Avant qu’Orm puisse répondre, Sib s’attaquait déjà à masser la poitrine du quarantenaire et lui faire du bouche à bouche. Orm voulut lui dire qu’il était trop tard : s’il était en vie, il n’y aurait pas besoin d’agir ainsi. Il se pencha sur l’épaule de son compagnon, se détestant pour ce qu’il s’apprêtait à dire :

 – C’est trop…

Une toux caverneuse s’échappa des lèvres du vieil homme. Orm écarquilla les yeux, ne croyant pas ce qu’il venait d’entendre. De l’eau s’échappa de la bouche du marchand et il repoussa mollement Sibjorn.

 – Mon garçon, je préfèrerais que tu gardes tes lèvres loin des miennes, dit-il d’une voix d’outre-tombe en affichant un timide sourire.

  Sibjorn l’étreignit de joie et Orm éclata de rire tout en retenant difficilement ses larmes. Les deux jeunes aidèrent l’ancien à s’assoir avec délicatesse, le pauvre homme était tout tremblant et très affaibli. Sa respiration était encore difficle, il semblait prêt à s’écrouler à tout moment, ce qui n’empêcha pas Sibjorn de le prendre encore une fois dans ses bras.
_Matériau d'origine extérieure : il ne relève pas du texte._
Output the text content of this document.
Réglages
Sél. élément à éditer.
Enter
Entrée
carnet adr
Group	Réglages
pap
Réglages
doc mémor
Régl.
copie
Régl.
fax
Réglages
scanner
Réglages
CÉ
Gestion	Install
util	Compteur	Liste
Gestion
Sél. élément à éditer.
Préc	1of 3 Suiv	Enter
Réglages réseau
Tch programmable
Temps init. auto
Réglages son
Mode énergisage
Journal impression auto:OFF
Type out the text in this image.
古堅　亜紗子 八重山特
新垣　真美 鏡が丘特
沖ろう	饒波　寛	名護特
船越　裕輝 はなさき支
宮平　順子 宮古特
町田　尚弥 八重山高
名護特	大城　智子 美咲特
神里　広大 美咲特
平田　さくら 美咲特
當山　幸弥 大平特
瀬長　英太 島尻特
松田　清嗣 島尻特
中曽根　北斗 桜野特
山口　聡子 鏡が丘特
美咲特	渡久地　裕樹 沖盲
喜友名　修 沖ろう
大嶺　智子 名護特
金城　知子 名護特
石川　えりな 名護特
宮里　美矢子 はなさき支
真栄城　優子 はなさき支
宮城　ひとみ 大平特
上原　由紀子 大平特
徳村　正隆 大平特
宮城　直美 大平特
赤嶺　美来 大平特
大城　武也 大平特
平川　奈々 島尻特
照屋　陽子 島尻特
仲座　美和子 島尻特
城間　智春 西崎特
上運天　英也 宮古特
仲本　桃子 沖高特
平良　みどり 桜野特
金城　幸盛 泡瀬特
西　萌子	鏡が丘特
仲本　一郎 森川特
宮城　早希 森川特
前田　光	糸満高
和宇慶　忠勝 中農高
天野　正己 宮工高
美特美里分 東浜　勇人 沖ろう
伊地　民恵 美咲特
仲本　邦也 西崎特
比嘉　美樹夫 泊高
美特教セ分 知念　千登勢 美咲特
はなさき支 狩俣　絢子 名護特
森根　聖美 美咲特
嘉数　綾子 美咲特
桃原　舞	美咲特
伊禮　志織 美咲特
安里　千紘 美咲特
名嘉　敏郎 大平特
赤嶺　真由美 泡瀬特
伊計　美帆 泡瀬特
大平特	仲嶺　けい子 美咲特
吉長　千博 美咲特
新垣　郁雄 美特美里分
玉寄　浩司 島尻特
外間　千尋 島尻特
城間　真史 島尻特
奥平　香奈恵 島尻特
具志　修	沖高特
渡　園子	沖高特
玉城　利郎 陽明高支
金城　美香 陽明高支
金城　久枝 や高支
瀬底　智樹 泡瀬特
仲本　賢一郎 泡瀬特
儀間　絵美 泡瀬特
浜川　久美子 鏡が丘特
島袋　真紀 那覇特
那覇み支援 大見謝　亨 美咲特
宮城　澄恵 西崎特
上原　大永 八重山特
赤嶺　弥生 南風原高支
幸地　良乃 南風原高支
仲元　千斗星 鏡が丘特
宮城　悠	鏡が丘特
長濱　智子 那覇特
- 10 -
Le grand costaud semblait si heureux de voir son compagnon en vie ! Orm patienta avant d’en faire de même et Ogard lui rendit son sourire.

 – On t’a cru mort, tu sais ?

 – Vous étiez si pressés de m’enterrer ? Je savais que la compagnie d’un vieillard ne vous seyait guère, répliqua Ogard en souriant.

 – Il est vrai que je commençais à me lasser de tes histoires de catins et d’alcool. Mais de là à souhaiter ta mort, mon ami…

Sur ces mots, Orm tendit sa main droite pour serrer celle d’Ogard, oubliant jusqu’à son os cassé et ne broncha pas quand le marchand lui secoua doucement le bras. Sibjorn se baissa pour passer sa tête sous l’épaule d’Ogard afin de le mettre debout.

 – Rapprochons-nous du feu. Ça serait dommage qu’après avoir échappé à la noyade, tu crèves d’hypothermie.

 – Je te suis reconnaissant pour cette initiative, souffla l’ancien tout en se levant avec difficulté. J’ai l’impression d’avoir pris une sacrée cuite, en tout cas.

 – Tu te souviens de ce qu’il t’est arrivé ? questionna Orm tout en venant le soutenir à son tour.

 – La chute… puis une pierre a heurté mon visage, je crois. Je ne me rappelle pas avoir touché l’eau.

 – Pendant que tu barbotais tranquillement, on s’est occupé d’un titan, enchaîna Sibjorn.

 – L’un d’eux a sauté ? beugla l’ancien, abasourdi.

 – Celui sur qui tu as tiré, il me semble. Je lui ai collé un coup de hache et Orm l’a eu avec son pistolet. Il a finit par couler au fond du lac mais j’ai bien cru qu’il nous tuerait avant… foutu monstre !

 – Tirer de la main gauche n’a pas dû être facile, souligna Ogard. D’ailleurs, où sommes-nous ?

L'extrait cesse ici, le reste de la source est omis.